We're not apostles of Ayn Rand by any stretch, although we confess to some libertarian leanings. And we cannot help but note similarities between Rand's voluminous tome and the doings of government today, particularly since Barack Obama has been in office.
While we've not read of entrepreneurs burning their factories, it does seem that in more subtle ways business is reacting in the vein of "Atlas Shrugged" by scaling back its participation in the U.S. economy under the current set of rules.
There is evidence of that, we think, in Wednesday's Commerce Department report that the economy did far worse in the first quarter than expected; in fact almost stalled, with a Gross Domestic Product growth rate of only .1 percent.

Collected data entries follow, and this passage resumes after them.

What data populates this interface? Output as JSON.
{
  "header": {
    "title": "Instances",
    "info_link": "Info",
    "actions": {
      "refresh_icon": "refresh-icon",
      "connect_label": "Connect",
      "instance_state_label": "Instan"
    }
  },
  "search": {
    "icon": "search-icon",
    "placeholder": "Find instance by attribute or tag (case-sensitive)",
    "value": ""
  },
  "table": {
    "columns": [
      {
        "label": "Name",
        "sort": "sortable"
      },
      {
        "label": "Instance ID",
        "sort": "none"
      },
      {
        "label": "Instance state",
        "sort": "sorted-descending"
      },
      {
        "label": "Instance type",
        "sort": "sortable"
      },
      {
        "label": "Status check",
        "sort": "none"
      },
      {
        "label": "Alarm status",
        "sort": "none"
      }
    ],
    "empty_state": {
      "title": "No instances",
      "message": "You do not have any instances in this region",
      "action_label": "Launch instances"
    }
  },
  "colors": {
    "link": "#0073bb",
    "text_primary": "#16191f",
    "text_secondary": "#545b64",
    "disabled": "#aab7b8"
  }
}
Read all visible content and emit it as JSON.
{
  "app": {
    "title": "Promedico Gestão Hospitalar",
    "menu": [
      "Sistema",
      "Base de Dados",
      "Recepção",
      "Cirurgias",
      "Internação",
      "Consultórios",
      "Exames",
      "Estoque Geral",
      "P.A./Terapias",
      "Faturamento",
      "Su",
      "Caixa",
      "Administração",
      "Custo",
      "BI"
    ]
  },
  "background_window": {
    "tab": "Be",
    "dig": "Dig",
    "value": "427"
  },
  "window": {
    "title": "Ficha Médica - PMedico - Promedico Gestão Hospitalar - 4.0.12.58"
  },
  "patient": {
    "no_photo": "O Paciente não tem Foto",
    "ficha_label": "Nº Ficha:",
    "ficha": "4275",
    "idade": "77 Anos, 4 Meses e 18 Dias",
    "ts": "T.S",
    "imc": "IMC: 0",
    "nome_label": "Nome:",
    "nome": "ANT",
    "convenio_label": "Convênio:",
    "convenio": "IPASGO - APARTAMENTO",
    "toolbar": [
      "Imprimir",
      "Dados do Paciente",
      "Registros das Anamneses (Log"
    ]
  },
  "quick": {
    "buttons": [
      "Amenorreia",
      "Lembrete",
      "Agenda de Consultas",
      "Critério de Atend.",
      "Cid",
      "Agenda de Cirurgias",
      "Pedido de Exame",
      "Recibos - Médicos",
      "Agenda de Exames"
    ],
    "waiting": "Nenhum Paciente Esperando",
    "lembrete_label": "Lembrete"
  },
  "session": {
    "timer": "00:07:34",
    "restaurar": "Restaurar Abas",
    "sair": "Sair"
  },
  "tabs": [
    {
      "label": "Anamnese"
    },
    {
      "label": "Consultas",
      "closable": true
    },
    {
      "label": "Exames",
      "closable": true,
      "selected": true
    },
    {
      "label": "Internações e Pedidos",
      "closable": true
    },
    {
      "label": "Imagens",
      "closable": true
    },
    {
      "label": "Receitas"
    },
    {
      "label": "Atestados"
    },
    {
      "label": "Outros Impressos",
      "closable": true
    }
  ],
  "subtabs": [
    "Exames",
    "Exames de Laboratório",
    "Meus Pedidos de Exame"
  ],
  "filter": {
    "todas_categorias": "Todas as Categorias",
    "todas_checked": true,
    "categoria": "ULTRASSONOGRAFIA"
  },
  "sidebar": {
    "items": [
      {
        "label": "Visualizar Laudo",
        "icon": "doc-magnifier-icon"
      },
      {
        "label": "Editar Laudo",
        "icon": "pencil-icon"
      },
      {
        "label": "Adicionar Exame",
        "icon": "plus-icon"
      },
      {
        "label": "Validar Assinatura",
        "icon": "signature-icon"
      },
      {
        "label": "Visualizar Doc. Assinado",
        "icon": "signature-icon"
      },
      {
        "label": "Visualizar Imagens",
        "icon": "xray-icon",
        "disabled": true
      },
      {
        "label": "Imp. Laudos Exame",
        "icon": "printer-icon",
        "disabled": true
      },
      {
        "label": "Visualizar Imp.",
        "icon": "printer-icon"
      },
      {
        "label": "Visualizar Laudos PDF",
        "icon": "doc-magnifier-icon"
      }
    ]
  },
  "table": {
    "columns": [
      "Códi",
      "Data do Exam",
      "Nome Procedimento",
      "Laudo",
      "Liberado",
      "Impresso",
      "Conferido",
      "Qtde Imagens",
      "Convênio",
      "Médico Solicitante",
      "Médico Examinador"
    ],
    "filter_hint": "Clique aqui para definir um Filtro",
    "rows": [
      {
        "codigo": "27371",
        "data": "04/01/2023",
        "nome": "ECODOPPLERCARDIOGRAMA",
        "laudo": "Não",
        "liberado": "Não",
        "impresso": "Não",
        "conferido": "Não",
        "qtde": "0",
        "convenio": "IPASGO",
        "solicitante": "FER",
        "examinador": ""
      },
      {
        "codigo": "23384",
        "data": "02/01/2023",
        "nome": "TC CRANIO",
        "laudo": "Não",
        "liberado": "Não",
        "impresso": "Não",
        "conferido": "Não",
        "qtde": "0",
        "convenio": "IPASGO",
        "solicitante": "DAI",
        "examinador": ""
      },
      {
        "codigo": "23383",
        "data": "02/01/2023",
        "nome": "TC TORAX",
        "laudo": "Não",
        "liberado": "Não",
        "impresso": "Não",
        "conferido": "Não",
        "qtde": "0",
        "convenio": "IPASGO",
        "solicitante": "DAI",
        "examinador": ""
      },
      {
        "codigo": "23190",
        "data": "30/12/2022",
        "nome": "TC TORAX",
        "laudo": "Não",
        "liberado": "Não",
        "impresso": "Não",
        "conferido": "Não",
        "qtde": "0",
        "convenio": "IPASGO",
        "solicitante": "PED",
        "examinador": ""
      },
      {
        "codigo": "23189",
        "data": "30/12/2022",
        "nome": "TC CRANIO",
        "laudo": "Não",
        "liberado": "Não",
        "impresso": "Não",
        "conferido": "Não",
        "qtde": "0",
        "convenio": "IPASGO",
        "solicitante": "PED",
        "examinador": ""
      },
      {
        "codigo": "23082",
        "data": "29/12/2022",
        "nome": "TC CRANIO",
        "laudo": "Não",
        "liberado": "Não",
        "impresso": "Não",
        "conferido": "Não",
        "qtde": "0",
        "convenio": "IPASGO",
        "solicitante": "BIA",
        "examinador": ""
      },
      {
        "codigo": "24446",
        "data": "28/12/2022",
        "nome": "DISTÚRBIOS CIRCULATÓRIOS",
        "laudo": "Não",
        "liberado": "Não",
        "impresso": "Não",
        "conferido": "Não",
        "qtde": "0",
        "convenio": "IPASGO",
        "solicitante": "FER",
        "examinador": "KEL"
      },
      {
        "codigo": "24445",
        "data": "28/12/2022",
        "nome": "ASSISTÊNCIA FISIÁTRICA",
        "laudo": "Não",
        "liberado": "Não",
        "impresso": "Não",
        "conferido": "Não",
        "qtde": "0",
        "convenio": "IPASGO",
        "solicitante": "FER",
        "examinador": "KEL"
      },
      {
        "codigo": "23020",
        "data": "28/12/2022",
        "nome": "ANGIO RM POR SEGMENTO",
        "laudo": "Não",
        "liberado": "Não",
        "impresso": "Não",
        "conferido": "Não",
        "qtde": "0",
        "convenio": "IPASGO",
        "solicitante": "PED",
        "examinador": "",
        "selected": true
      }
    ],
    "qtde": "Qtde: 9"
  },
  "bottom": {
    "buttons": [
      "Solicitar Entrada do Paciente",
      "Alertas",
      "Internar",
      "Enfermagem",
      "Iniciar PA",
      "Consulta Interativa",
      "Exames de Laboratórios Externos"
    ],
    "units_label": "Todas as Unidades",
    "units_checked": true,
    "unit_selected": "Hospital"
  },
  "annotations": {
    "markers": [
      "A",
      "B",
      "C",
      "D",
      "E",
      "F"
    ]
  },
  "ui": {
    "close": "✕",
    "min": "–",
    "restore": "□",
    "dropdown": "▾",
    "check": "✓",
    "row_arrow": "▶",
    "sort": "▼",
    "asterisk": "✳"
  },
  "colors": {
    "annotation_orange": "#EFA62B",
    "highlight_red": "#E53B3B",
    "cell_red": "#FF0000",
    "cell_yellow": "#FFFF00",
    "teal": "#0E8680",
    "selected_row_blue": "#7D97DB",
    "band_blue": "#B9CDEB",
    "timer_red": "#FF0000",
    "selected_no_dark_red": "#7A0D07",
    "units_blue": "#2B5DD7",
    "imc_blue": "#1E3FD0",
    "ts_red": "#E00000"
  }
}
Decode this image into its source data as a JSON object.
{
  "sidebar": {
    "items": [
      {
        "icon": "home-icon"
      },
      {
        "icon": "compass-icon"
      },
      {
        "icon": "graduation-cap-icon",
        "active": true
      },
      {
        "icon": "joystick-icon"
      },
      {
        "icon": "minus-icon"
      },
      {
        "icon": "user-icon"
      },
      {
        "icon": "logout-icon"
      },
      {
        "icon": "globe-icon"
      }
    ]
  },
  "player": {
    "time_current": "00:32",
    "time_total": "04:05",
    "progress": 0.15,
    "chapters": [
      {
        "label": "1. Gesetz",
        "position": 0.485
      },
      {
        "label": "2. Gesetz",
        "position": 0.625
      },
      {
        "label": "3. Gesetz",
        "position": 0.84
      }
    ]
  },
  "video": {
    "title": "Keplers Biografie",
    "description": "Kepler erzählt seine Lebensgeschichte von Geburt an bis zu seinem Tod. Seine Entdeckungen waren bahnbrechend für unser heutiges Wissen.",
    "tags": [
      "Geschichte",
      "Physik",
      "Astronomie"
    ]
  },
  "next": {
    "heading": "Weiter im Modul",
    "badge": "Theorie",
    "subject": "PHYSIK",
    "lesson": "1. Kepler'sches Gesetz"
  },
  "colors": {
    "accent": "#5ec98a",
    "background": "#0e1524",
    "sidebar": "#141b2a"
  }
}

It was an ugly report with worrisome underlying statistics. Notably, it showed business investment fell at a 2.1 percent annual rate with spending on equipment falling at a 5.5 percent annual rate. The report showed businesses also slowed restocking of their inventories, shaving .6 percent of growth off the GDP first quarter number. Residential housing construction fell at a 5.7 percent annual rate.
The administration predictably tried to blame the results on weather, but economists had been expecting GDP growth of around 1.5 percent even after factoring in weather. The administration also noted that many economists are predicting improved economic performance in the second quarter. We hope so, but the aforementioned statistics suggest the growth could again disappoint. Historically, reductions in business spending on equipment and inventory do not presage strength in the ensuing quarter. Usually it is quite the opposite.
The Wall Street Journal reported Thursday that the January-through-March GDP slowdown was the second-worst performance since the Great Recession theoretically ended in mid-2009. The newspaper said the number is "fresh evidence that the economic expansion that began almost five years ago remains the weakest in modern history."
Republicans seized on the data, with a spokesman for House Majority Leader John Boehner saying it is more evidence that a heavy regulatory hand and various business mandates attached to the Affordable Care Act are weighing down the economy.
We're inclined to agree with that. When businesses are routinely demonized by the party in power and taxed at the highest rates in the modern world it becomes a disincentive to invest and expand. They may not burn their factories but they sure as heck won't build new ones in that kind of political atmosphere. Throw in total lack of clarity as to what will be required of businesses under Obamacare and what corporate health insurance pricing will look like a year from now, and it should come as no surprise to anyone that American business has pulled in its horns.
It is really kind of an amazing, albeit ignominious accomplishment by the administration to hold the greatest economy on Earth down this far for this long through ham-handed, populist policies. It's catching up to the president in the polls, but the continuing unprecedented caution by businesses in what is supposed to be an economic recovery suggests businesses don't see the tiger changing his stripes.